Summertime '06 isn’t exactly the kind of album people rally around. Over the course of 59 minutes and two discs it features mounds of insular, world weary, desperate stuff. One of the lightest moments, "Summertime," still has Staples murmuring over a wheezing organ sound: "My feelings told me love is real, but feelings known to get you killed." To end, he begs "don't leave me alone in this cruel, cruel world." This is his debut LP and he's ending a disc on that note, a desperate send-off scrawled in the margins of scrap paper.
Why is this album worth listening to then if there's little to root for? In part because Staples is so committed to the material. He snarls "can a motherf***er breathe?" in the aforementioned "Lift Me Up," a stunning bit of unguarded confusion to rival Ab-Soul's in "Ronald Reagan Era." You can easily picture him doing the money dance during "Get Paid," his voice cocky and drawling out "paiiiiiiiddd." One of my favorites is first single "Señorita" where he goes into hyperdrive to match Future's Autotuned double-time. "F*** ya dead homies, run ya bread homie, got some lead for me, I'm on Artesia, parked in my Beamer bumping my own s***," he spits without taking a rest. When he returns to the delivery at the end of verse two, you're left dizzy and dazzled. Ditto to the way he pronounces "North" as "norf" and pauses to let the burbles of "Surf" float to the murky surface. Typically those are the thrilling moves of a vet who has figured out his or her strength, not an artist on their first full-length.

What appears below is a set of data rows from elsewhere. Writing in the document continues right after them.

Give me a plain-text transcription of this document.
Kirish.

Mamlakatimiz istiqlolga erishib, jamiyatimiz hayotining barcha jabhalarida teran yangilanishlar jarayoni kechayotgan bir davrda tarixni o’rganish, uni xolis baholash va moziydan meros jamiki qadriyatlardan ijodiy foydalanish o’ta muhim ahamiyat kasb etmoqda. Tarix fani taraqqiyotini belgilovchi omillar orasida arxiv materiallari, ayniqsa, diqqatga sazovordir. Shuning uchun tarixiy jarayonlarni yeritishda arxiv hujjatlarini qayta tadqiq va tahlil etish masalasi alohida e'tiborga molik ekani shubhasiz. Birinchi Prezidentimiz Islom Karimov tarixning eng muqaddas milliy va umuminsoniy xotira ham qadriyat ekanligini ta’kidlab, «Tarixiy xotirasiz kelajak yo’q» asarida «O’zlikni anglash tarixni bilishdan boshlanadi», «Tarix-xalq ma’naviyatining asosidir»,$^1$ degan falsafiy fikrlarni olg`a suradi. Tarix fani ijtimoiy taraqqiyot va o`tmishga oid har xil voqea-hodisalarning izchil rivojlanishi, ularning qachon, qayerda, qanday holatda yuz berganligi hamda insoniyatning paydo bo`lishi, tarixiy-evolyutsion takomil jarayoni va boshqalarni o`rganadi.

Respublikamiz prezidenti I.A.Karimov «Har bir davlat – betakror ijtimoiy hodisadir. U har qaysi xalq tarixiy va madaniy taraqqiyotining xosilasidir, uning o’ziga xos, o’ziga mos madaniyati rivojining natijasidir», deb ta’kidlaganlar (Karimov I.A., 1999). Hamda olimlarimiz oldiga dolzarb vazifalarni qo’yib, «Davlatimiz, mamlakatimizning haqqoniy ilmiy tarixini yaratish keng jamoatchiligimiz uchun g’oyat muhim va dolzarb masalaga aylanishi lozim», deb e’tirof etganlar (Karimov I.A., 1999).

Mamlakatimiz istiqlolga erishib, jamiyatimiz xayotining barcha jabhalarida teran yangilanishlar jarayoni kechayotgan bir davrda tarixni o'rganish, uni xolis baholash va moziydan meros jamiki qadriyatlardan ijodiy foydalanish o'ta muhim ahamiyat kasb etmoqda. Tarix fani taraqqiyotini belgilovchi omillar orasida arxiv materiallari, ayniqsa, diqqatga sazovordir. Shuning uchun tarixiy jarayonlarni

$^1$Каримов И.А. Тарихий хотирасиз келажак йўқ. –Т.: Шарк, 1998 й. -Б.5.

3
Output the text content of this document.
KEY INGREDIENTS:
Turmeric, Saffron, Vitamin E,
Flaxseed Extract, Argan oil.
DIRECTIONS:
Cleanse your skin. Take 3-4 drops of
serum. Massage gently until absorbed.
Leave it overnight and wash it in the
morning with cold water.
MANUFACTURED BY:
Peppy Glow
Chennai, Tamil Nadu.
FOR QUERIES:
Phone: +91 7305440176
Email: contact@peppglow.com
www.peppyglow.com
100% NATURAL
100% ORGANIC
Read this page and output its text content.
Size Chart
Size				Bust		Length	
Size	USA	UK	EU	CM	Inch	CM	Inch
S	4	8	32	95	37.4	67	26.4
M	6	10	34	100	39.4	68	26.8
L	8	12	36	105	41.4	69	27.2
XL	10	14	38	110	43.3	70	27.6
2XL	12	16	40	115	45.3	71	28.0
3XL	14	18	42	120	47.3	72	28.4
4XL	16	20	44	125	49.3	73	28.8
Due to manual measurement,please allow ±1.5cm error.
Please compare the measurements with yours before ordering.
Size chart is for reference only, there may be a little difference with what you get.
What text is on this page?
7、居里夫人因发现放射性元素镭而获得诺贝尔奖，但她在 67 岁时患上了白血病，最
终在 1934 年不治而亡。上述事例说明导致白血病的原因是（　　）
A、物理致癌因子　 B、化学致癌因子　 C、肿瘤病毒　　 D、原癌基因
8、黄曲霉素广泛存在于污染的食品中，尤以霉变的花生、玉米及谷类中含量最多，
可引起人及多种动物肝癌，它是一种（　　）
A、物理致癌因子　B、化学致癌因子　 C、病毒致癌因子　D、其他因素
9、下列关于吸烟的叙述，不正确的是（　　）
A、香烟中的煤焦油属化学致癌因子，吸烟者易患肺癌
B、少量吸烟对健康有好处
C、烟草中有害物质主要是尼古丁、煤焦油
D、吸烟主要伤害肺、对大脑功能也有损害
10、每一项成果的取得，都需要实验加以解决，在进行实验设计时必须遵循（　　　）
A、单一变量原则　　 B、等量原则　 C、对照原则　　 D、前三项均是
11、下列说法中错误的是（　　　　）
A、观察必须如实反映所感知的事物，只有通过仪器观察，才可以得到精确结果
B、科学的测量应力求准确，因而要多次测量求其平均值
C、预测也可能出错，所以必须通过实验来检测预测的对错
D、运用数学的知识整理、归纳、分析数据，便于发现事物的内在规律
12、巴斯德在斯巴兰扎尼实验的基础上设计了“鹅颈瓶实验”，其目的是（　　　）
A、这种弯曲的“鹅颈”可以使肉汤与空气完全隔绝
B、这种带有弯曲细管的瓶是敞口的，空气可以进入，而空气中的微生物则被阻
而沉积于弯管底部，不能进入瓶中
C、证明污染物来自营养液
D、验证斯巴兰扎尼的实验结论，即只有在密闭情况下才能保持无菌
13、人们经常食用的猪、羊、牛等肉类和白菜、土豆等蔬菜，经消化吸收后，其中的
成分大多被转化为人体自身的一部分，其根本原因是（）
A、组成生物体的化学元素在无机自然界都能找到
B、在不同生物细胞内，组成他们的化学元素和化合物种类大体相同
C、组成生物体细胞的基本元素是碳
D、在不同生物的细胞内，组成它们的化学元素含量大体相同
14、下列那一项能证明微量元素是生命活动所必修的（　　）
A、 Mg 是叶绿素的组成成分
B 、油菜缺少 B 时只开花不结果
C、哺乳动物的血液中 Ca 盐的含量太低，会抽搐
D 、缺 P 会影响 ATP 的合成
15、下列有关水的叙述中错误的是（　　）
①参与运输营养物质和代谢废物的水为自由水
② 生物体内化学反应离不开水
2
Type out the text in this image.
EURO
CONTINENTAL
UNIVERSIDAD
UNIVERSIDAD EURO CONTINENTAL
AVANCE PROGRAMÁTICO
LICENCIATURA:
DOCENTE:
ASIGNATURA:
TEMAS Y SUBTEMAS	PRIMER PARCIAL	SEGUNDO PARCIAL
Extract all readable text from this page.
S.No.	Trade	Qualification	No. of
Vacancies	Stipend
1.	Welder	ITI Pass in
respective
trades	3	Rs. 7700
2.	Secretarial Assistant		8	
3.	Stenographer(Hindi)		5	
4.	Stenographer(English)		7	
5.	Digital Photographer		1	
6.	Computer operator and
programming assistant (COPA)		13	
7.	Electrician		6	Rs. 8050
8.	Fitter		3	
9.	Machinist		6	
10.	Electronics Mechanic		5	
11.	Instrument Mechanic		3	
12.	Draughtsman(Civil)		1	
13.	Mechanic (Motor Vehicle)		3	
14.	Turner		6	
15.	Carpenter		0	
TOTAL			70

The production though does have a veteran’s name attached and it adeptly matches Staples' grim view. No I.D. made his name with the warm soul of Common's Resurrection but his work on Summertime '06 threatens to cast a long shadow over past boom bap. Run the Jewel's post-apocalyptic detritus is a clear influence, so too is the blackened spring of ScHoolboy Q's "Prescription/Oxymoron." Along with cloud rap innovator Clams Casino and trap deconstructionist DJ Dahi, I.D.’s created a work that's equal turns alluring and repulsive. The weird aquatic sirens at the beginning of "Norf Norf" send listeners running to the hills and "Loca" draws them back with emphatic handclaps and sensual "baby babies." "Might Be Wrong" best splits the difference. It starts with Haleef Talib's vocals floating above trickles of keyboard and heavy strings before swooping into a valley of bass moans. In exactly four minutes we hear the come up and the fall back down. We're taught "Hands up, don't shoot. Shot. Stand your ground. Blacks don't own no ground to stand on so we stand on our words." All without Staples saying anything.
Whenever Staples does speak, it's well worth listening to. Your ears perk up, even when he's staring straight at you saying "I done seen my homies die then went on rides to kill 'em back. So how you say you feel me when you never had to get through that?" Who the hell has been through that? Odds are 99% of the people listening will never know that deeply visceral and profound of pain. But there you are, nodding along to every missive like you know exactly what the hell he is talking about. Empathizing isn’t really as hard as it seems. Geography, life story and skin color be damned. Connections are always possible.